街や音楽やその他のものについてのあれこれ。

フィギュアスケート2011年世界選手権

どうもなんとなく熱量が低い感じのある大会に思えたのは、運営側に原因があるのか、選手たちにあるのか、それともそもそもそれを見る側のぼくにあるのか。まぁべつだん、だからなにかが悪い、と云うわけではないのだけどね。

大輔にあってPチャンにないもの、と云うのがなにかあるような気がする。そしてそれは、なんとなくだけど小塚くんも持っているんじゃないか、みたいに思う。って、これじゃなんのことを書いているのかわかるひとはいないよなぁ。

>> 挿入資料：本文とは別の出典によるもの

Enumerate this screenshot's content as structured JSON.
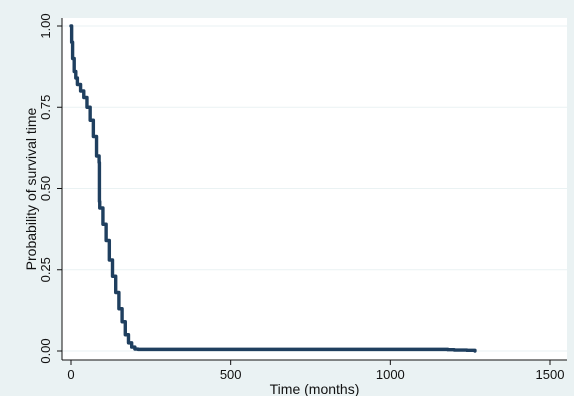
{
  "chart_data": {
    "type": "line",
    "title": "",
    "xlabel": "Time (months)",
    "ylabel": "Probability of survival time",
    "xlim": [
      0,
      1500
    ],
    "ylim": [
      0,
      1
    ],
    "x_ticks": [
      0,
      500,
      1000,
      1500
    ],
    "x_tick_labels": [
      "0",
      "500",
      "1000",
      "1500"
    ],
    "y_ticks": [
      0,
      0.25,
      0.5,
      0.75,
      1
    ],
    "y_tick_labels": [
      "0.00",
      "0.25",
      "0.50",
      "0.75",
      "1.00"
    ],
    "grid": "horizontal",
    "step": true,
    "series": [
      {
        "color": "#1f3f5f",
        "x": [
          0,
          2,
          5,
          10,
          15,
          20,
          30,
          40,
          50,
          60,
          70,
          80,
          88,
          89,
          90,
          100,
          110,
          120,
          130,
          140,
          150,
          160,
          170,
          180,
          190,
          200,
          210,
          300,
          500,
          800,
          1000,
          1150,
          1180,
          1200,
          1240,
          1265
        ],
        "y": [
          1.0,
          0.95,
          0.9,
          0.86,
          0.84,
          0.82,
          0.8,
          0.78,
          0.75,
          0.71,
          0.66,
          0.6,
          0.58,
          0.46,
          0.44,
          0.39,
          0.34,
          0.28,
          0.23,
          0.18,
          0.13,
          0.09,
          0.05,
          0.025,
          0.012,
          0.006,
          0.005,
          0.005,
          0.005,
          0.005,
          0.005,
          0.005,
          0.004,
          0.003,
          0.002,
          0.0
        ]
      }
    ]
  },
  "colors": {
    "background": "#eaf2f3",
    "plot_background": "#ffffff",
    "grid": "#eaf2f3",
    "line": "#1f3f5f",
    "axis": "#111111"
  }
}
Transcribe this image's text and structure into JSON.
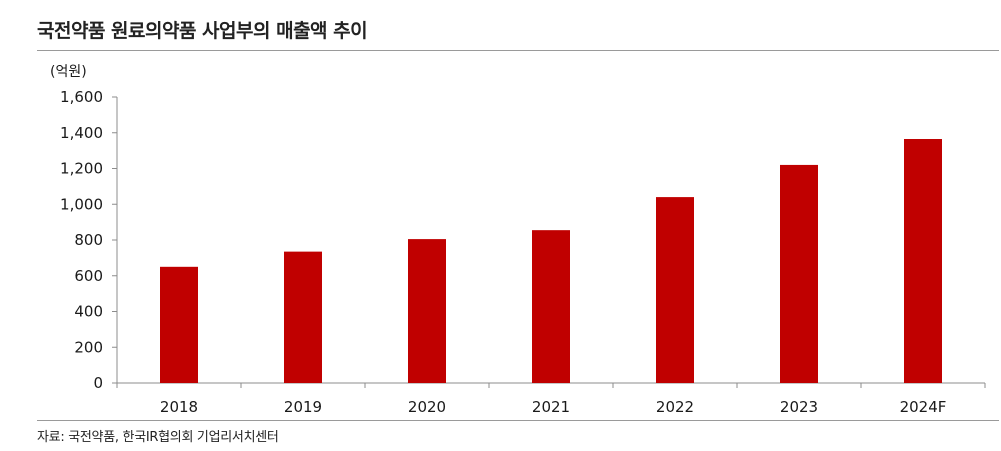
{
  "chart_data": {
    "type": "bar",
    "title": "국전약품 원료의약품 사업부의 매출액 추이",
    "unit_label": "(억원)",
    "categories": [
      "2018",
      "2019",
      "2020",
      "2021",
      "2022",
      "2023",
      "2024F"
    ],
    "values": [
      650,
      735,
      805,
      855,
      1040,
      1220,
      1365
    ],
    "ylim": [
      0,
      1600
    ],
    "yticks": [
      0,
      200,
      400,
      600,
      800,
      1000,
      1200,
      1400,
      1600
    ],
    "ytick_labels": [
      "0",
      "200",
      "400",
      "600",
      "800",
      "1,000",
      "1,200",
      "1,400",
      "1,600"
    ],
    "xlabel": "",
    "ylabel": "",
    "grid": false,
    "legend": "none",
    "bar_color": "#c00000",
    "source": "자료: 국전약품, 한국IR협의회 기업리서치센터"
  }
}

点数には異論の余地はあっても、Pチャンの優勝そのものにはそんなものはないだろう。そして、そこに伍していけたのが小塚くんである、と云う事実。そこにパッションがあっても、それを制御し切ったものが勝つ、と云う端的な現実。悪くはないよなぁ。

(おそらく多くの「真央ちゃんファン」によって求められてきた)今季のフリーのようなプログラムを、不調の浅田真央が滑ったらどうなるか。ぼくはおよそ世界チャンプを経験した選手には見えない、年齢にふさわしいような表現の厚みをさっぱり感じさせない「お遊戯感」にがっかりしたのだけど、ファンのみなさまにとってはどうなのだろうか(とか云って、まったく関心はないのだけどね)。

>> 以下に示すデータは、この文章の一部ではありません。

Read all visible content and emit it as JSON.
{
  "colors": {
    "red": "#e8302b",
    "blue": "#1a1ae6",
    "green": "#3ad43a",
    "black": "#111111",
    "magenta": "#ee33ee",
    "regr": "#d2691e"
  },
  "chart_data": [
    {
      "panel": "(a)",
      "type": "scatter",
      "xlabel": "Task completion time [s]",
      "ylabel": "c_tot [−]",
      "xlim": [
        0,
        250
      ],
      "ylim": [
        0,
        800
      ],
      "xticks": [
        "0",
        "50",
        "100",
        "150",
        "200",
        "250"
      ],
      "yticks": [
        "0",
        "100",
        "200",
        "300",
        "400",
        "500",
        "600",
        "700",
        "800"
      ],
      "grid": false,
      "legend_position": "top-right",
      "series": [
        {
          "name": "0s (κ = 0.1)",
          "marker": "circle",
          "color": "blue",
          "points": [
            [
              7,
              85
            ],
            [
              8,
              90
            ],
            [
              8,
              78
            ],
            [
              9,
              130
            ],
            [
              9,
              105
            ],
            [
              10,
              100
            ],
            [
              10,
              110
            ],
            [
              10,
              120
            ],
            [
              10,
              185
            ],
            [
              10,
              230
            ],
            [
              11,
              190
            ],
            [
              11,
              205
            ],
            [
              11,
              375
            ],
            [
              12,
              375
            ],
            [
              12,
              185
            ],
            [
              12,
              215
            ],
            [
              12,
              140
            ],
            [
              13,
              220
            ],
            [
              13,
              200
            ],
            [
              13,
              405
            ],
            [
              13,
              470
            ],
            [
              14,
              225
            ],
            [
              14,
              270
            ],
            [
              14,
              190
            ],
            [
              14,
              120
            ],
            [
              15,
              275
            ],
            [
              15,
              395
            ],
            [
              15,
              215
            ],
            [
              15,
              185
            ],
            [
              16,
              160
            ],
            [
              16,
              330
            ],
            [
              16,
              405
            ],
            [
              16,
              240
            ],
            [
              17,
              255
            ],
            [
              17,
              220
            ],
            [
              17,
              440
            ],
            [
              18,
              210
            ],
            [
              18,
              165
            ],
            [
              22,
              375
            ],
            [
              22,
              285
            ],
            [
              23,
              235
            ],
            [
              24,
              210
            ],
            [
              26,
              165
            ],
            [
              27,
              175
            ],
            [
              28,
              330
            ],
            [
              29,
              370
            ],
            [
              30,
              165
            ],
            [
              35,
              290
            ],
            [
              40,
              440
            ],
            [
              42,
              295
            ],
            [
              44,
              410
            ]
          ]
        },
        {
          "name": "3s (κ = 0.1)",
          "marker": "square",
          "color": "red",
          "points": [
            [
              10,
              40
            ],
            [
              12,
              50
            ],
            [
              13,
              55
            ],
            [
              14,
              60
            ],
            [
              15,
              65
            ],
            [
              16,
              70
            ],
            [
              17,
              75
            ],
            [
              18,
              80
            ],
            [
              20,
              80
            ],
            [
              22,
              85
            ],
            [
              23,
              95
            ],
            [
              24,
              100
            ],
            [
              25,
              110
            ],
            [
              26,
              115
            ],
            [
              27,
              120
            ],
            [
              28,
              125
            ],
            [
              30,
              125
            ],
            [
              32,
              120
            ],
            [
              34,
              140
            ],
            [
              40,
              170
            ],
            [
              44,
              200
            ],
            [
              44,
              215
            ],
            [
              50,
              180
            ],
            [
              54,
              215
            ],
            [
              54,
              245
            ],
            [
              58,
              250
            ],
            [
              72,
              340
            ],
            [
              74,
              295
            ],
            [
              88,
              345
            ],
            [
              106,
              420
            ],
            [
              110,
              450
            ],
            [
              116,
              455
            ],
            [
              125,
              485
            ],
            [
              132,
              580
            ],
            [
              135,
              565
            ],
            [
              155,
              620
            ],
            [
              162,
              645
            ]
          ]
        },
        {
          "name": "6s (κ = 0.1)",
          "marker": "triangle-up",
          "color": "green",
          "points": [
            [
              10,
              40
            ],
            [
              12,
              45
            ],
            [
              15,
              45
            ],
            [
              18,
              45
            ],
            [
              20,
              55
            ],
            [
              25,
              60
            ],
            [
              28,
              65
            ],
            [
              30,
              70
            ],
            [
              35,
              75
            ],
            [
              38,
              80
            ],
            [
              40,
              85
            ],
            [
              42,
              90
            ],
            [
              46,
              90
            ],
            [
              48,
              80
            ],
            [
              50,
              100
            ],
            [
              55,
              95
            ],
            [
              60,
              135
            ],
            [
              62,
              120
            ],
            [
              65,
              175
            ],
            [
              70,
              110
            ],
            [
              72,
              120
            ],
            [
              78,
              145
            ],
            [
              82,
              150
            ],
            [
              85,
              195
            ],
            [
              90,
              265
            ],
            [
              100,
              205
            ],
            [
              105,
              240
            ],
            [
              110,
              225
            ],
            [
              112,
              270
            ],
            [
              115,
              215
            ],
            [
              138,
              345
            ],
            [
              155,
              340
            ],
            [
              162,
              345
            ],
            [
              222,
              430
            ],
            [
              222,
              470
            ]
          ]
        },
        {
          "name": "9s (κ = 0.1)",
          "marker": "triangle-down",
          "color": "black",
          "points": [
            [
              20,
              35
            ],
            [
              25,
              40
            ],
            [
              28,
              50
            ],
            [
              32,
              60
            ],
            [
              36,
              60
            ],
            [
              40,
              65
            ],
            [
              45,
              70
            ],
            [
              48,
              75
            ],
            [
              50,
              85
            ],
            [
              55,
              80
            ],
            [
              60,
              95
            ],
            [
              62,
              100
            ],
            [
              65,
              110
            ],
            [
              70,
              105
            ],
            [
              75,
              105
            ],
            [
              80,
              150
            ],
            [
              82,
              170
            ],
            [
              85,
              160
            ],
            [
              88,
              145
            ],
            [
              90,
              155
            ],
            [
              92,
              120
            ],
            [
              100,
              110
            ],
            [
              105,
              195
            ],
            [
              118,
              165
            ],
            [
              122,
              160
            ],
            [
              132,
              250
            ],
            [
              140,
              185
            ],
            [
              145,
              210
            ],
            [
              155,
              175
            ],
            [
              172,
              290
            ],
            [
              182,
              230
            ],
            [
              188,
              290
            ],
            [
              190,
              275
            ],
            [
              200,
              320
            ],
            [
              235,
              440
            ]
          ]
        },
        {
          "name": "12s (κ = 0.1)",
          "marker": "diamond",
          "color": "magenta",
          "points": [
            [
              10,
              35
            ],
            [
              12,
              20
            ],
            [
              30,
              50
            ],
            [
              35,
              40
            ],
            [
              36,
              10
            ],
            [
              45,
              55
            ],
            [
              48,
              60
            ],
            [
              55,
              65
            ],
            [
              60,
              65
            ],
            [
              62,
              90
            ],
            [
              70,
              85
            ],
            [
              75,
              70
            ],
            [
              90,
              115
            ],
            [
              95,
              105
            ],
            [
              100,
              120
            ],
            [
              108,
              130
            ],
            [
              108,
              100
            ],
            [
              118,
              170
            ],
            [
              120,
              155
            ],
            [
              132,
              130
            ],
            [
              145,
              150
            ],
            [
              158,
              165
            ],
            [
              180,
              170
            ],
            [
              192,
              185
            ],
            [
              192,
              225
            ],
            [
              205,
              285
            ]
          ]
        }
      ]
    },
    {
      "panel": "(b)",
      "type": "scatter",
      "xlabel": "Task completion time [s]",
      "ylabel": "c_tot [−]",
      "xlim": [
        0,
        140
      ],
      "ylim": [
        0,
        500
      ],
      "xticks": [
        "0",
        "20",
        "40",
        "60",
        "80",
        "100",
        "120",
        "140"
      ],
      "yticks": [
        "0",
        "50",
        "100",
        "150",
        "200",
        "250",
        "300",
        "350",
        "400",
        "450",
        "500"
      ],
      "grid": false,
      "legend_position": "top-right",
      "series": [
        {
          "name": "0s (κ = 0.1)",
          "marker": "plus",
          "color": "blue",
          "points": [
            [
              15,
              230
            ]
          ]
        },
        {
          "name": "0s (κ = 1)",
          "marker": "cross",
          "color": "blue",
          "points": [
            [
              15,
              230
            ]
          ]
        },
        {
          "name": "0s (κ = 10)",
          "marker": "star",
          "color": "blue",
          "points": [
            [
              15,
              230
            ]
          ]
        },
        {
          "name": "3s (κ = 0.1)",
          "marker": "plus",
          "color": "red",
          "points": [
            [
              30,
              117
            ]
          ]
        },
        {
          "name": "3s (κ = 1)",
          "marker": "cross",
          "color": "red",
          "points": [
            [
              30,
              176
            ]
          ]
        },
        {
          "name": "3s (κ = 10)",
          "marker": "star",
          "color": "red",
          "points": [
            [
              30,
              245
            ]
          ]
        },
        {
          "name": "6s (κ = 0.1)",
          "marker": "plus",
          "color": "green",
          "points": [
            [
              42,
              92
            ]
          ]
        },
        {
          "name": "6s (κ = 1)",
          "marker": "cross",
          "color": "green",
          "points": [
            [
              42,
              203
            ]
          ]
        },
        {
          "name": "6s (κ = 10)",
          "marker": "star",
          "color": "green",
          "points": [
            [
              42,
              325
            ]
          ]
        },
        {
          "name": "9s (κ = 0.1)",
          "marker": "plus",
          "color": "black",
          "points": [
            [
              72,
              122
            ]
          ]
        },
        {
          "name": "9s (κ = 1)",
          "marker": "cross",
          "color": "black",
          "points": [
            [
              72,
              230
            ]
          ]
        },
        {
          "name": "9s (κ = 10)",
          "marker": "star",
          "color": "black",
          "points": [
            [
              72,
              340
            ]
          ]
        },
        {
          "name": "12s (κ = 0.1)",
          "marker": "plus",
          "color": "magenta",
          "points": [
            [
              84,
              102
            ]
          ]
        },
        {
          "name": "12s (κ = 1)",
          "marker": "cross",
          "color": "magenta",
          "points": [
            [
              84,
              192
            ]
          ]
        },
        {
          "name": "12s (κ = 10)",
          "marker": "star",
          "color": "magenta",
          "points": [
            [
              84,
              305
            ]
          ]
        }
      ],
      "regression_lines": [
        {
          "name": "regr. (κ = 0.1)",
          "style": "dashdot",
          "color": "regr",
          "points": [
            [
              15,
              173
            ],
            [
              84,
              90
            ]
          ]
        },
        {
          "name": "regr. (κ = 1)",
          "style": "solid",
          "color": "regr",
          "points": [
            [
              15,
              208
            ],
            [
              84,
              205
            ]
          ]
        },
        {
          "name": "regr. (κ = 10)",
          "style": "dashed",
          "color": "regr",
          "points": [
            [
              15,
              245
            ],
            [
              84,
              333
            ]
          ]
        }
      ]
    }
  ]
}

たぶん安藤美姫は、今大会のフリーでいったんは完成したのだと思う。

女子シングルの選手の演技を見てこう云う感覚を得るのは、正直トリノの荒川さん以来。もはやこれ以上どこにも進まなくてもいいような、場所。彼女がなぜ今大会でそこにたどり着けたのかはわからないけれど、今季の道程のなかで伏線はずっと引かれていた。そのことに、ぼくが気付かなかっただけ。

彼女は荒川さんのように、ここで歩みを止めることを選ぶのか。それともここからさらに歩み出すのか。どちらを選ぶべき、とも思わないし、どちらを選んでもそこには惜しまれるべきものはないだろう、みたいに感じる。

そして、世界3位になった渋谷さん家に喝采を。